“L’autonomia differenziata smantella il servizio sanitario nazionale creando 21 servizi sanitari diversi tra di loro”. E’ la frase con cui si apre il video lanciato dal Sindacato dei medici italiani (Smi) per denunciare “l’odiosa manovra” della regionalizzazione in Sanità.
“La Repubblica è indivisibile, i diritti fondamentali come istruzione, scuola e salute devono essere uguali per tutti ed esigibili in modo uniforme da tutto il territorio nazionale. La solidarietà è un principio fondante della questione sociale in un Paese civile. Nessuno può essere lasciato indietro. Per questo il sindacato dei medici italiani dice no alla regionalizzazione della Sanità”, recita la voce in sottofondo mentre nel video scorrono le immagini di cittadini giovani e meno giovani, ma tutti utenti del Servizio sanitario nazionale.
Il Sindacato dei medici italiani scrive in una nota che si opporrà “con forza ad un regionalismo differenziato che non può essere il grimaldello per privatizzare il rapporto di lavoro dei medici, così come non accetteremo l’ipotesi che la formazione sia devoluta alle Regioni, perché si correrebbe il rischio della nascita di sistemi universitari diversificati in giro per il Paese”.

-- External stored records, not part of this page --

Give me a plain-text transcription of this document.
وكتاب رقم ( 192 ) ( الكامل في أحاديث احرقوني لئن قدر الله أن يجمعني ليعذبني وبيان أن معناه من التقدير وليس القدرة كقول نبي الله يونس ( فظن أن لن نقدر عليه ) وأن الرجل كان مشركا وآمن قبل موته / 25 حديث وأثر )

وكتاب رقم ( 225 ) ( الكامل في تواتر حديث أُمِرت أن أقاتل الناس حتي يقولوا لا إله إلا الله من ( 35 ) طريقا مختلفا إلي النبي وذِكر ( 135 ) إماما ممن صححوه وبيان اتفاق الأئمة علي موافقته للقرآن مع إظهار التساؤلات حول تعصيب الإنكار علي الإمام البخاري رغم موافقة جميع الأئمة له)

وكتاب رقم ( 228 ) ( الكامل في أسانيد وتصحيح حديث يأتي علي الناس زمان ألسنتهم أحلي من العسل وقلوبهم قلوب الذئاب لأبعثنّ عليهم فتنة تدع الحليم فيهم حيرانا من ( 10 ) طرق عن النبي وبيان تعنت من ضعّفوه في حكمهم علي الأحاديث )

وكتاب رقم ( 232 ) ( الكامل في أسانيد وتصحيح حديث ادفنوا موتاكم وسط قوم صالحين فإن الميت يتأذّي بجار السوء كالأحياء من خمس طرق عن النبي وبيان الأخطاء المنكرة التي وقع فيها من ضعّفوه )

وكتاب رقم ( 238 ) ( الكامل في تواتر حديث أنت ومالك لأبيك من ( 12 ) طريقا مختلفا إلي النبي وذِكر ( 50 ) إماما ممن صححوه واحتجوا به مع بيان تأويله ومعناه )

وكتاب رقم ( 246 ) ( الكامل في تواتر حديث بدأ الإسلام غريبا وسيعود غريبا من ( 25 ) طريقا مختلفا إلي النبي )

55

I medici inoltre esprimono forte perplessità sul ruolo che le assicurazioni private potrebbero assumere per la coperture di servizi di assistenza sanitaria e di prestazioni mediche oggi erogate dal servizio pubblico, come previsto nell’accordo tra governo e Veneto: “La Regione avrà mano libera in materia di accesso alle scuole di specializzazione e potrà stipulare specifici accordi con le università del territorio regionale. Il Veneto, inoltre, potrà redigere contratti a tempo determinato di specializzazione lavoro per medici, alternativi al percorso delle scuole di specializzazione”.
“Anche per questo – conclude il sindacato – è importante che il Servizio Sanitario Nazionale mantenga il suo carattere omogeneo e non sia trasformato in una somma di servizi sanitari regionali, con l’aggravante dell’aumento dei cosiddetti ‘viaggi della speranza’. Intanto lo Smi ha aperto una petizione nazionale su Change.org.